We wish you the best success in your search for a publisher that can properly market your work. Keep trying!
All the best,
Cheryl Tardif, Imajin Books
My reply to the author was polite and friendly, explaining the issue, rejecting his manuscript kindly (the way I'd want to be rejected), with a positive message at the end. That should have been the end of this conversation. But it wasn't.
Dear Cheryl,
Although my manuscript is memoirs, it can also be classified as narrative non-fiction. Your submission details (which is enclosed as an attachment) does not say that you do not publish memoirs. I would urge you to read the chapters that I have sent you and then decide.
Regards,
Author
The author basically redefines his work and still describes it as NON-FICTION. Um, sorry but what part of "we only publish fiction" don't you understand? And by attaching OUR guidelines, he's insinuating I haven't read them. Um, I wrote them. And our guidelines say: "A novel..." Heads up, people! A novel is FICTION. Then he urges me to consider reading his memoirs...yeah, no, that's NOT going to happen.
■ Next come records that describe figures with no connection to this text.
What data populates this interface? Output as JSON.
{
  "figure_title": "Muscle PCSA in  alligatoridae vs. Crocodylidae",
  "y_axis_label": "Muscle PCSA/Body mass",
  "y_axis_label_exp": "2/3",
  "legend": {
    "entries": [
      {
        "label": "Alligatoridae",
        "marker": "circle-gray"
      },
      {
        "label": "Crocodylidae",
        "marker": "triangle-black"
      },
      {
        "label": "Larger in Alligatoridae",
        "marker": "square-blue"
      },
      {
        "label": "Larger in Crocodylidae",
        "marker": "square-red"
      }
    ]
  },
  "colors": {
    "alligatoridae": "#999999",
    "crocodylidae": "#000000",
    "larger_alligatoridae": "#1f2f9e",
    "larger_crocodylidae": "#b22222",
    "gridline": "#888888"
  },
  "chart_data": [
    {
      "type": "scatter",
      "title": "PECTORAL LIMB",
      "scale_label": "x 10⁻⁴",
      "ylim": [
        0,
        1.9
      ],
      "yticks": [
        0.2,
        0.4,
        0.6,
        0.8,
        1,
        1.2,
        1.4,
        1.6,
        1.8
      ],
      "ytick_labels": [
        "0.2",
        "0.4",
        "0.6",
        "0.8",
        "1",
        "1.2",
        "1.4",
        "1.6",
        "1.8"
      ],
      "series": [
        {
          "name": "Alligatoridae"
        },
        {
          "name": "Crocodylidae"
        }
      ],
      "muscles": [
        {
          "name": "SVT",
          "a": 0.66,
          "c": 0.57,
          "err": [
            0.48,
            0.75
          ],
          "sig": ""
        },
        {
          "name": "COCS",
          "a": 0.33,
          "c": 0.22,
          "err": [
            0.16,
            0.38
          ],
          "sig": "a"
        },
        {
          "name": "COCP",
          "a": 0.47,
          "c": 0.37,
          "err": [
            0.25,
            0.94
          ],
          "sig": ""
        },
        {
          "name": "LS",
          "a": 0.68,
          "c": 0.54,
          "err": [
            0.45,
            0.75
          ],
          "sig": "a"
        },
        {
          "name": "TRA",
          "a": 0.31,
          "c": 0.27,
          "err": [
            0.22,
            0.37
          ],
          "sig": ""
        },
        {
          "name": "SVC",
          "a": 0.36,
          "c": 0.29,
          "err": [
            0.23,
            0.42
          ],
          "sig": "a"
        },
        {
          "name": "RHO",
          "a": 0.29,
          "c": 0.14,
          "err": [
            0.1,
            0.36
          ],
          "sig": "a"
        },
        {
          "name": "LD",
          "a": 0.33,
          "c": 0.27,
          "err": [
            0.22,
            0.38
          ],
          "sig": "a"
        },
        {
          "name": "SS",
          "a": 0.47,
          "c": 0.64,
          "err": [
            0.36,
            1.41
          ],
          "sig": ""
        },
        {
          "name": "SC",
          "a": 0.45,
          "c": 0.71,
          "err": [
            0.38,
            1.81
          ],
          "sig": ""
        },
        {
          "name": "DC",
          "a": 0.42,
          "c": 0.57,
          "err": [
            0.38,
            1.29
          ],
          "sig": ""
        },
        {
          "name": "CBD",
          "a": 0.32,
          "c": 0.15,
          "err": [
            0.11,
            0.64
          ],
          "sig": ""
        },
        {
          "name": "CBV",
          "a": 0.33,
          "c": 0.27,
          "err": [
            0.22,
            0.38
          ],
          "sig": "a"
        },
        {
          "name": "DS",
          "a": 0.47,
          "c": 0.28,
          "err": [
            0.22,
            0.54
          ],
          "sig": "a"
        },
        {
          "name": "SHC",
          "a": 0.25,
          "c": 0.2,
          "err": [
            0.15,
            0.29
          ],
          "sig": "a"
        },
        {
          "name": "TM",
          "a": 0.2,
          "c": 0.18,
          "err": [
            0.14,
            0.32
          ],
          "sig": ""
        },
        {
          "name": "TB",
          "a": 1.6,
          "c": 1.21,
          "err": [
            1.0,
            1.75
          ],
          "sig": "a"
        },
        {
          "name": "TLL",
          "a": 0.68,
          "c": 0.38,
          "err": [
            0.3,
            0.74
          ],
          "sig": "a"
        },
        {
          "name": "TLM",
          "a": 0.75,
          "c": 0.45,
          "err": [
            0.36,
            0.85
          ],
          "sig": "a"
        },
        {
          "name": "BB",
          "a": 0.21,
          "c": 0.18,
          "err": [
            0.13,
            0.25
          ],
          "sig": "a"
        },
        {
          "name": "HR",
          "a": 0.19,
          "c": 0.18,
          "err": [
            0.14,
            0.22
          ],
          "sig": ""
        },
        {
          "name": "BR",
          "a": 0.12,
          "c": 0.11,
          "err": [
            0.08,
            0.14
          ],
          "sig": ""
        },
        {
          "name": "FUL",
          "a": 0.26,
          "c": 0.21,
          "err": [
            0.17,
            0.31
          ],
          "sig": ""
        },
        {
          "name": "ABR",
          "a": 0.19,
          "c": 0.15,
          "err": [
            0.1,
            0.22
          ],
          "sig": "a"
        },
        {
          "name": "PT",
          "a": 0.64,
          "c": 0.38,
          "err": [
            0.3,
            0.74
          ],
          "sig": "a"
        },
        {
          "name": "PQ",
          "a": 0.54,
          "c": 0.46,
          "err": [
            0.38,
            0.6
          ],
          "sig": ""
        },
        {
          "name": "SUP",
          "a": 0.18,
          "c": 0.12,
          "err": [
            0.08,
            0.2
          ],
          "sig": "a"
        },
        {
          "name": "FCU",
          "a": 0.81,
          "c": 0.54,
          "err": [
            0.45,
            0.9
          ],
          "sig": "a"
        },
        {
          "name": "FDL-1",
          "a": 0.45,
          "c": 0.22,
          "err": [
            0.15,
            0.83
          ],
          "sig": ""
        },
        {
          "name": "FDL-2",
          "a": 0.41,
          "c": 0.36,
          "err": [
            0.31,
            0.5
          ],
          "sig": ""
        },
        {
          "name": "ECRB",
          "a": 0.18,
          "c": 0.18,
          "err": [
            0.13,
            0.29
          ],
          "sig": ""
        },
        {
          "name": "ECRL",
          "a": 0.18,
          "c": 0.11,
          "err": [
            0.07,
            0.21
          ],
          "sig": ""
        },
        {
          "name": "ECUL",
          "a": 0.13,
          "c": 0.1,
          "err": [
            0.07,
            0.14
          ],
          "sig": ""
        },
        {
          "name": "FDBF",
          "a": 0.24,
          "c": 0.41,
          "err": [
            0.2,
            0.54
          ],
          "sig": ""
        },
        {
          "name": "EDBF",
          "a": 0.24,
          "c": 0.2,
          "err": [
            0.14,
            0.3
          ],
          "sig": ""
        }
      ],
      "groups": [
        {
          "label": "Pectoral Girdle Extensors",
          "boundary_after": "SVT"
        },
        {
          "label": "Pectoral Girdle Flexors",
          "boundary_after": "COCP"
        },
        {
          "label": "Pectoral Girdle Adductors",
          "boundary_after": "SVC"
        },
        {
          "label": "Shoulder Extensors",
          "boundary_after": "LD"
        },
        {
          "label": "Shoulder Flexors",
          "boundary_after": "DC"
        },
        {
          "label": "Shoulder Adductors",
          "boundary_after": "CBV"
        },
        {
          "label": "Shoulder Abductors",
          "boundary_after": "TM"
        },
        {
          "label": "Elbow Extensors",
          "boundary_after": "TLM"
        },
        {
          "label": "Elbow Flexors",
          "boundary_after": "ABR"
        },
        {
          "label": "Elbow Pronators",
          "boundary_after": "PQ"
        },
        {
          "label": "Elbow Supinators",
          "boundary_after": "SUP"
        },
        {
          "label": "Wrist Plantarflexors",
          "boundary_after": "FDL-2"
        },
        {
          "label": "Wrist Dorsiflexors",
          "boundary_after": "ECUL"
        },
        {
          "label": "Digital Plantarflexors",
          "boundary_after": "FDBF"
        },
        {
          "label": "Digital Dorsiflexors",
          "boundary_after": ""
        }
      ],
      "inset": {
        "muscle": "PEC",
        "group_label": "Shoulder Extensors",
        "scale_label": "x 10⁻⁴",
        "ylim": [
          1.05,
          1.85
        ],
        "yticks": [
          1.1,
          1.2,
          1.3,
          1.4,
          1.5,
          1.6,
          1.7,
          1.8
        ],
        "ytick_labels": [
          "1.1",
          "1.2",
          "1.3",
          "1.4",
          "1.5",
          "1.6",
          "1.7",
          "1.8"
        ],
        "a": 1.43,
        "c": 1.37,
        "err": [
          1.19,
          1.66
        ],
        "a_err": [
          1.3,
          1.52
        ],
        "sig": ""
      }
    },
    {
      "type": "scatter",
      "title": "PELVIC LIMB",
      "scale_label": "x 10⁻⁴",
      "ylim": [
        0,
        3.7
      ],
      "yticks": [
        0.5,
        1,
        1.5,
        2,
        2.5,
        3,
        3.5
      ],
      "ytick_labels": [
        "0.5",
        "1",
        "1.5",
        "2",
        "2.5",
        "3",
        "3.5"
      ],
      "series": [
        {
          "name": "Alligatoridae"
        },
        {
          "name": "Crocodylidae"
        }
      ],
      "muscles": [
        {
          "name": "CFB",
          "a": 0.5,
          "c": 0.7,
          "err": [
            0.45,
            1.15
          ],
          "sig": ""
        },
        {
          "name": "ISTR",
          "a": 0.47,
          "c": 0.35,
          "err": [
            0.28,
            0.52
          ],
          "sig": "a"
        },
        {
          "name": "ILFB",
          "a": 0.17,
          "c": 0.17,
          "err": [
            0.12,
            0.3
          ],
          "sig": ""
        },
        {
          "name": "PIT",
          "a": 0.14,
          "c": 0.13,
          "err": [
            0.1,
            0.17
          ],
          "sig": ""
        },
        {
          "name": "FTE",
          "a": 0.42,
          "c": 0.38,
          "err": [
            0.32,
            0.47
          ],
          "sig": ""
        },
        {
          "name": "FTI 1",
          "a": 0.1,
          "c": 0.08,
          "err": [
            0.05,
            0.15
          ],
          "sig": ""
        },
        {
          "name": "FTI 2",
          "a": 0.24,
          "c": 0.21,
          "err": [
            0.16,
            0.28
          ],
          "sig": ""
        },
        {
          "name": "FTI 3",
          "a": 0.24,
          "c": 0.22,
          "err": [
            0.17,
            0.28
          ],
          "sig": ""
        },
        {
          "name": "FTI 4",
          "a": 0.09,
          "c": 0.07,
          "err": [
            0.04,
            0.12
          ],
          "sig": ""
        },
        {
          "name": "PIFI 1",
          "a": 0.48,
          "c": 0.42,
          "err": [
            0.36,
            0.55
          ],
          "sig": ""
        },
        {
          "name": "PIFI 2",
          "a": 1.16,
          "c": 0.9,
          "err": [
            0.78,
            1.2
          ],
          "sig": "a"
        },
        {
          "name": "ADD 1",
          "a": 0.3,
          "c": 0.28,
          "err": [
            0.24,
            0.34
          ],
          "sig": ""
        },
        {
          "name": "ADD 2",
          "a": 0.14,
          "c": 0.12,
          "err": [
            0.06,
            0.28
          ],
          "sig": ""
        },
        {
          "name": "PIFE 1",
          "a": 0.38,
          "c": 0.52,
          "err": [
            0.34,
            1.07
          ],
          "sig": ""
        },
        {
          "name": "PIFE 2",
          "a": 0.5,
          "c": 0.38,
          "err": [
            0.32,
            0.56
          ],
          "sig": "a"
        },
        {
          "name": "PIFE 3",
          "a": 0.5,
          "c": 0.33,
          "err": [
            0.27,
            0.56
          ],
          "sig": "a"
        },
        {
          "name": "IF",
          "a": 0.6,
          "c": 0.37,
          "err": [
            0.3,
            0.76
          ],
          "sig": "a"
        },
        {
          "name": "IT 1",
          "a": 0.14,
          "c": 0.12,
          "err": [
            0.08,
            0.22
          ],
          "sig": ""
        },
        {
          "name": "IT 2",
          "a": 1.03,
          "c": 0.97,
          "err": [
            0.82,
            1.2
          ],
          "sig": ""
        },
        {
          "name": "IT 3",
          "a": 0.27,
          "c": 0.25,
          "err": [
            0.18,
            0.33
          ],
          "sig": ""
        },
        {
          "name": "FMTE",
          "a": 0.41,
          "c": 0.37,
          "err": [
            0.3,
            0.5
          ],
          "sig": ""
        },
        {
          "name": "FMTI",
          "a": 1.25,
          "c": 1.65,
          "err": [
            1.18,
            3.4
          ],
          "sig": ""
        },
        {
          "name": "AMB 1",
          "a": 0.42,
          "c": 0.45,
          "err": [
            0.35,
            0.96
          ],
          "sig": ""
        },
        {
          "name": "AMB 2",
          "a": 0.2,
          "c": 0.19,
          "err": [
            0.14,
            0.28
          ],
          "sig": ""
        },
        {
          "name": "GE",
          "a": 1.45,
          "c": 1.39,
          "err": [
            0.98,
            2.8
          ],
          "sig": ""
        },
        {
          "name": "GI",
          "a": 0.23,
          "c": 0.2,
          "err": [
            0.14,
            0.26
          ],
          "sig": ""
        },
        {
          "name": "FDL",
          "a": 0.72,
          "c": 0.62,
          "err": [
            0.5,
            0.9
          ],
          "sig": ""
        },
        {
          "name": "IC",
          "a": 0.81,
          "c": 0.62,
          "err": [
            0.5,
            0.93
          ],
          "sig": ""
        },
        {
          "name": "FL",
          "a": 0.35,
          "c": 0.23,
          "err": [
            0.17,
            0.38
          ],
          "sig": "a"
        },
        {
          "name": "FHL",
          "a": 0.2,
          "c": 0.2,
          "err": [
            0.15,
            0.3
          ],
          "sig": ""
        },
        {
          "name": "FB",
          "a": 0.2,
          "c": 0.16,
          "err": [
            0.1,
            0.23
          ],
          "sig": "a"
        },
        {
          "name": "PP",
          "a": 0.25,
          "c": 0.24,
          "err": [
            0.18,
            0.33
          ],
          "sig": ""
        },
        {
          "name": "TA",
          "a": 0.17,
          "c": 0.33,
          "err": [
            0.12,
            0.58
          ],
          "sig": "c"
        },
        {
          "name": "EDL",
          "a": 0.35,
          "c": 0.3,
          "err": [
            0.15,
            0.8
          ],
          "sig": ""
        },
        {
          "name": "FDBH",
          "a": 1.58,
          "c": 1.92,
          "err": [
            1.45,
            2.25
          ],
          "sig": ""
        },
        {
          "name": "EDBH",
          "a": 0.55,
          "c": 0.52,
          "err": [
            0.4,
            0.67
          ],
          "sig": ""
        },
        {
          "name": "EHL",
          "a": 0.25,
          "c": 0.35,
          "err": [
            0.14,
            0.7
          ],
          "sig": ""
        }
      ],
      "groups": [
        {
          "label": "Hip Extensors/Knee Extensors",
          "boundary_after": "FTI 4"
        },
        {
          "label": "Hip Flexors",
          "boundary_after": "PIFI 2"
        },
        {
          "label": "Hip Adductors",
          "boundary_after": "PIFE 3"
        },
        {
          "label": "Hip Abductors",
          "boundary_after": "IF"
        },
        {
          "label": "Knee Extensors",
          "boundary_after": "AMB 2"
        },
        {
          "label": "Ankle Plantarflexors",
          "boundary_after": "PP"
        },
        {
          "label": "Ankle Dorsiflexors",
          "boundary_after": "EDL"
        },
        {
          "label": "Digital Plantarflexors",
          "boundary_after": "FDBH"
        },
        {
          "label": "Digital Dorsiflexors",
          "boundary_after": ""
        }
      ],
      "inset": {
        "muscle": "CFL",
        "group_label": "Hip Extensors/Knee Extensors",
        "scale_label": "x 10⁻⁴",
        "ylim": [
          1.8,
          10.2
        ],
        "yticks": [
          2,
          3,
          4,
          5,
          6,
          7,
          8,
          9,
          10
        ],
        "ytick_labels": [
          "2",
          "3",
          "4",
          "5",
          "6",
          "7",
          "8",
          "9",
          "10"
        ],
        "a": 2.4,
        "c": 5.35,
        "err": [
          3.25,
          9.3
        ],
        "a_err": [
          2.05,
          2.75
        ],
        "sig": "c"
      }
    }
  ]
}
His emails tell me a lot about him: he's new at querying publishers; he's probably never been published before; and he doesn't understand the business or some very simple etiquette that every writer should learn BEFORE they query an agent or publisher.

I'm not posting this to embarrass this writer--he probably won't be checking our blog any time soon. I'm posting this to help educate other writers who may be under the misconception that any of this would be a good way to approach a publisher. It isn't. We're busy people with deadlines and we have a lot of juggling and coordinating. We don't have times to argue with people about what we publish and what we don't publish. Read our guidelines and for goodness sake, check out our books. Buy a couple; see what exactly we're publishing, what we get excited about. If you give us something similar yet unique, we may just get excited about your FICTION work. :-)

And please...pitch us FICTION. We don't do NON-FICTION--and that includes memoirs.

1 comment:

  1. Cheryl, this is an excellent article that should be sent to Writers' Digest. I've taught many query letter classes, and it always amazes me how people don't do their research. It's a job interview! Why wouldn't you research the company you are applying to?